The popular NPR show This American Life served as the model for a semester-long radio project created by the students in Professor Patrick Schmidt’s political science class “U.S. Civil Rights and Civil Liberties.”

The 25 students were asked to produce a project that would raise public awareness of constitutional law, be original, and be ambitious and well done.

With that charge, they decided to produce a radio show called “Get up, Stand Up, PROTEST!” because “We liked the idea of producing something we could get to the public,” says sophomore economics major Jessica Baier (Seeley Lake, Montana), a member of the production team.

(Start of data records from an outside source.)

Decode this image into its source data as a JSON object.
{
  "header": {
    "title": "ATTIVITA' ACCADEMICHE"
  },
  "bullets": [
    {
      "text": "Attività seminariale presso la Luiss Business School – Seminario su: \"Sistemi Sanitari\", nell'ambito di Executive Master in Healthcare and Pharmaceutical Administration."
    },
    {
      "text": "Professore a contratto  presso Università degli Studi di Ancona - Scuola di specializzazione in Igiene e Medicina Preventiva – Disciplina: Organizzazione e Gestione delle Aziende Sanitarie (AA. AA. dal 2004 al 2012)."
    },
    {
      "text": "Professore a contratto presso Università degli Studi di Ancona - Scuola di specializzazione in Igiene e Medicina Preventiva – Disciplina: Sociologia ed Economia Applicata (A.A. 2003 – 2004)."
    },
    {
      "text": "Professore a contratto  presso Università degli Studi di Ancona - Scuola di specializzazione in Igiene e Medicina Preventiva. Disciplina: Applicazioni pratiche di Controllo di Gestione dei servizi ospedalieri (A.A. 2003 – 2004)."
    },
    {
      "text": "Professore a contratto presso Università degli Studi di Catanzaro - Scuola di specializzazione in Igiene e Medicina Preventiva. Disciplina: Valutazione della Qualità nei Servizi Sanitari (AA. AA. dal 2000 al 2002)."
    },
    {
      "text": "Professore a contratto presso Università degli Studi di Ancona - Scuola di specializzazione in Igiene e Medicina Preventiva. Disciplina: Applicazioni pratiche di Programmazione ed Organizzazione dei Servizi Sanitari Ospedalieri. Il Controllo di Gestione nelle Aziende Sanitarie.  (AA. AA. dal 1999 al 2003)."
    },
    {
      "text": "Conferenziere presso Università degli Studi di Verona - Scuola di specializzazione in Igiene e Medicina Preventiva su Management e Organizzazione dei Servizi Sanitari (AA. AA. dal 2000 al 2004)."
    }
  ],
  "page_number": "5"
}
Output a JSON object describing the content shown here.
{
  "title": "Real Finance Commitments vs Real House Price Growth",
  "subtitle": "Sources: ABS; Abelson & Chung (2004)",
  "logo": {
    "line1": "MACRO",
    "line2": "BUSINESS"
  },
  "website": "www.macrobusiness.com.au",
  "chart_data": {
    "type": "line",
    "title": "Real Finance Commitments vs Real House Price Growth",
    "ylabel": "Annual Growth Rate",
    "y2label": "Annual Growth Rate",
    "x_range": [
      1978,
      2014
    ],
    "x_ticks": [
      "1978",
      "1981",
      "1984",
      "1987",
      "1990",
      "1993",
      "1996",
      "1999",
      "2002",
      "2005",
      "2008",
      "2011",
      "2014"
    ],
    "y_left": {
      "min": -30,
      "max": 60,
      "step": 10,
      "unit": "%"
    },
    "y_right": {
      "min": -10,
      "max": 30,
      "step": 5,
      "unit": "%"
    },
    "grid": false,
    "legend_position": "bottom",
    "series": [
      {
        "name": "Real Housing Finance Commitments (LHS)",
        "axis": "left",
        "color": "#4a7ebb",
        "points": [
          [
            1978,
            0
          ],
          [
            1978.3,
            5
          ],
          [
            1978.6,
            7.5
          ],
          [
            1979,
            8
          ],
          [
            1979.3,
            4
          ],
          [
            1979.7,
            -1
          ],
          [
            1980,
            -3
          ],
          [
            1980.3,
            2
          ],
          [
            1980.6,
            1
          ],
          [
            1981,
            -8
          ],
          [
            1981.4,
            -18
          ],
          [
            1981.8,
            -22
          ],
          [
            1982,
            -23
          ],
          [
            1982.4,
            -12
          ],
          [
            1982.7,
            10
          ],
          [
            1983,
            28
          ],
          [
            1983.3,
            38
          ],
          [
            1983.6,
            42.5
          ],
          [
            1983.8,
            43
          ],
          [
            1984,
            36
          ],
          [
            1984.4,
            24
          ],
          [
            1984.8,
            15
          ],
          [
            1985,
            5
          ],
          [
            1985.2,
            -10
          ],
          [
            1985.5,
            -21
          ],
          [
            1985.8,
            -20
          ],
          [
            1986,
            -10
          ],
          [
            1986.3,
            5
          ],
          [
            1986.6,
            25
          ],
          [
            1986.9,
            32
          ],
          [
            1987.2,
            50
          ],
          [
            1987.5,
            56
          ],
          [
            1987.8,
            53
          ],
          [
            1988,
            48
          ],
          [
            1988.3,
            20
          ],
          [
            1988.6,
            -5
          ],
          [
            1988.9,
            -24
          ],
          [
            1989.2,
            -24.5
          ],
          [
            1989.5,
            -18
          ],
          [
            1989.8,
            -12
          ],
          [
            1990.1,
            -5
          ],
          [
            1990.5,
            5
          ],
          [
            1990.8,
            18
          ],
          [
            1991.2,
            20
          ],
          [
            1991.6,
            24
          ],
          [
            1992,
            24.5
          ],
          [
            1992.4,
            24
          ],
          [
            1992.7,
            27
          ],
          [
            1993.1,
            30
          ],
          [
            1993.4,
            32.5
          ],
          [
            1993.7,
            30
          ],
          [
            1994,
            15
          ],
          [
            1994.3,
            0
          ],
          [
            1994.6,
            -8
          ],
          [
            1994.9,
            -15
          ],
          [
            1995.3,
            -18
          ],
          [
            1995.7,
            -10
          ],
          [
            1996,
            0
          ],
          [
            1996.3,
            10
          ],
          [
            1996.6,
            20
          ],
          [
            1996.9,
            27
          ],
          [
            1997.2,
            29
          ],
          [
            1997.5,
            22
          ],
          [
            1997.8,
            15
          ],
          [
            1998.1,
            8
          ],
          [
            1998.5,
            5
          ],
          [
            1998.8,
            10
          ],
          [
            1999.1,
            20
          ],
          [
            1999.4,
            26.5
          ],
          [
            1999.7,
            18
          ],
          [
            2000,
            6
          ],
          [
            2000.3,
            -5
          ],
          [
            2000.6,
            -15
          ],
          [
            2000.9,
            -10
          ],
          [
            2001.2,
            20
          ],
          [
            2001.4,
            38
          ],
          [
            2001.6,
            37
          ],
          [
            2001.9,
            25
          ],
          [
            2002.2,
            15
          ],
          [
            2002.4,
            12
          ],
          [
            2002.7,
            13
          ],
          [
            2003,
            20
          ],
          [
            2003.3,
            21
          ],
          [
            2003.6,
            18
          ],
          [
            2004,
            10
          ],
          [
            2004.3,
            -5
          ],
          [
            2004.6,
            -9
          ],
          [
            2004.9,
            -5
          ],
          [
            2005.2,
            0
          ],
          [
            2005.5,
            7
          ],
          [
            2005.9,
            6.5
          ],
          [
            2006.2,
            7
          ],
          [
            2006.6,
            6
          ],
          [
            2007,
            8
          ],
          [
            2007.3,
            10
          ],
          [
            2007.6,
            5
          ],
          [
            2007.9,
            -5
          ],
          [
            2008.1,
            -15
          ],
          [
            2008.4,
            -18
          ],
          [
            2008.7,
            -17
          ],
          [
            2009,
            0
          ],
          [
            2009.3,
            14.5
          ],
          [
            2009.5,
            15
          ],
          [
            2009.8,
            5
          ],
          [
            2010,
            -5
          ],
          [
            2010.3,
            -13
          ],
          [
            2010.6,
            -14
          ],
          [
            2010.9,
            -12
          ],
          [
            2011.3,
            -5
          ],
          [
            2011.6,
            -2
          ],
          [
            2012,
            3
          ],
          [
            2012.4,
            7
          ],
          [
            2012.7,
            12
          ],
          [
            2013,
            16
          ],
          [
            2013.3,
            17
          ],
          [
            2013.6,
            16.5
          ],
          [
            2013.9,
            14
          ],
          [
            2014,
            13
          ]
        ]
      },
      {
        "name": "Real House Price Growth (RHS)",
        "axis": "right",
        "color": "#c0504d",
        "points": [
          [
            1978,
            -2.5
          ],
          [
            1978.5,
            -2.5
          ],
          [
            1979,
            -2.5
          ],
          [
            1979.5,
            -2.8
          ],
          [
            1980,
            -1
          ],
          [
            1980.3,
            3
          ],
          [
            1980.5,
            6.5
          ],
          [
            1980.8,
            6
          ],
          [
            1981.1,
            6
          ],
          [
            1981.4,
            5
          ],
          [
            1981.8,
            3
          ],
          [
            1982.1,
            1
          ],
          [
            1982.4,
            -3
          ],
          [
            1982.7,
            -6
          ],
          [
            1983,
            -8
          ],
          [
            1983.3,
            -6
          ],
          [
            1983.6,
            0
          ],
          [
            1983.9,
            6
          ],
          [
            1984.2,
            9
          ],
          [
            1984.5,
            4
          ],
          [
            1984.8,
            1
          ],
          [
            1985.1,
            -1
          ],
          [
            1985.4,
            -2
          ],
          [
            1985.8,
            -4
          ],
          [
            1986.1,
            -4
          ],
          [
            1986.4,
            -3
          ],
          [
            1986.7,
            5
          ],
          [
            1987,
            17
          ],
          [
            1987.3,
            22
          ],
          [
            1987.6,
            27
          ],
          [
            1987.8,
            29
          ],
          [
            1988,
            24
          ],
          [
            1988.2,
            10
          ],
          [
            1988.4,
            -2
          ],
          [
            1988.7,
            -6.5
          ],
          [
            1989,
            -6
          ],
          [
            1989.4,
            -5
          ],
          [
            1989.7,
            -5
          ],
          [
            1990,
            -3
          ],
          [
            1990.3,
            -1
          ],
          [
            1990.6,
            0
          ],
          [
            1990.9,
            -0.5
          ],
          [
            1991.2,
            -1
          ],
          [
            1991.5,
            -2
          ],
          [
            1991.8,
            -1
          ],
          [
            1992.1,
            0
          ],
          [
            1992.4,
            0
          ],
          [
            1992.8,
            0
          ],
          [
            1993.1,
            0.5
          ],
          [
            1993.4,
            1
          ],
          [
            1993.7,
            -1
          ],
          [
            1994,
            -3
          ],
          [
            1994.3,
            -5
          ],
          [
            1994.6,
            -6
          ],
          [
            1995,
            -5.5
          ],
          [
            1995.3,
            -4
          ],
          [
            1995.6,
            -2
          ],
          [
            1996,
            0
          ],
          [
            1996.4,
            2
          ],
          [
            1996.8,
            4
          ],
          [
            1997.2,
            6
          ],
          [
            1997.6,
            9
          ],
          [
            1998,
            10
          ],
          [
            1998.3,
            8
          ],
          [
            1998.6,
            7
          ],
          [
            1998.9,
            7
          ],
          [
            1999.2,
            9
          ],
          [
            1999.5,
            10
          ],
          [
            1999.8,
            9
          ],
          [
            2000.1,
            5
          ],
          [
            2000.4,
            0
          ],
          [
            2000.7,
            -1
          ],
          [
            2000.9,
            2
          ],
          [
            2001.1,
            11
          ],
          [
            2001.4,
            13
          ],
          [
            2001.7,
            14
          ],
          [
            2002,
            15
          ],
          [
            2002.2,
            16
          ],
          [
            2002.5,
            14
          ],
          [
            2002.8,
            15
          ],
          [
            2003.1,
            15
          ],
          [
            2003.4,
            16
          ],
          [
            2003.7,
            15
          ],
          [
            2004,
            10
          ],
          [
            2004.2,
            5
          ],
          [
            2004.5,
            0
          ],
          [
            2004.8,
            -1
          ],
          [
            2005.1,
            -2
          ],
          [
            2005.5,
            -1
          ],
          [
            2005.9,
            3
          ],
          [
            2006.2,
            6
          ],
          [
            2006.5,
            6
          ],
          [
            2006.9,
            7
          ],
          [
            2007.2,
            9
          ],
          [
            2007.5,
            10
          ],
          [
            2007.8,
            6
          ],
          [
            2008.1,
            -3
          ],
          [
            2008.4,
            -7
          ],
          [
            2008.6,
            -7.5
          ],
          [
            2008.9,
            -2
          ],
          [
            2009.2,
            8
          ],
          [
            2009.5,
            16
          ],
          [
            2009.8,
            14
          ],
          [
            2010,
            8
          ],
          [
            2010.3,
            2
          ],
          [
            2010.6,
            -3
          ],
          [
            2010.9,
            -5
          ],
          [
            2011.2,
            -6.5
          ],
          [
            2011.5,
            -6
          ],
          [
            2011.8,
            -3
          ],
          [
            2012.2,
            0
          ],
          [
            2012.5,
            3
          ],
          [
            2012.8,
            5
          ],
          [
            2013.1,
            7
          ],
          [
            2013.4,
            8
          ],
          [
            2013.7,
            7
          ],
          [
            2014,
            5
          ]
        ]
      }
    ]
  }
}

The 25 students were asked to produce a project that would raise public awareness of constitutional law, be original, and be ambitious and well done.

Minnesota Public Radio turned them down, but MPR reporter Sasha Aslanian suggested the students put their show up on prx.org, a public radio exchange for amateur radio pieces. Aslanian, the daughter of Macalester economics professor Paul Aslanian, also gave them advice on how to produce a more professional sounding radio program.

The nearly hour-long show is divided among three segments: the seminal Supreme Court cases over flag burning; freedom of speech in the schools, featuring an interview with the now middle-aged woman who as a Des Moines high school student took her Vietnam armband protest all the way to the Supreme Court; and the Republican National Convention 8 protesters, whose trial is set for this spring.

The radio program, like the civil rights and liberties class it was produced for, represents a wide variety of opinions on the issues. Says Baier, “Professor Schmidt is passionate about us developing our own constitutional interpretations. You wouldn’t believe how intense our discussions get.”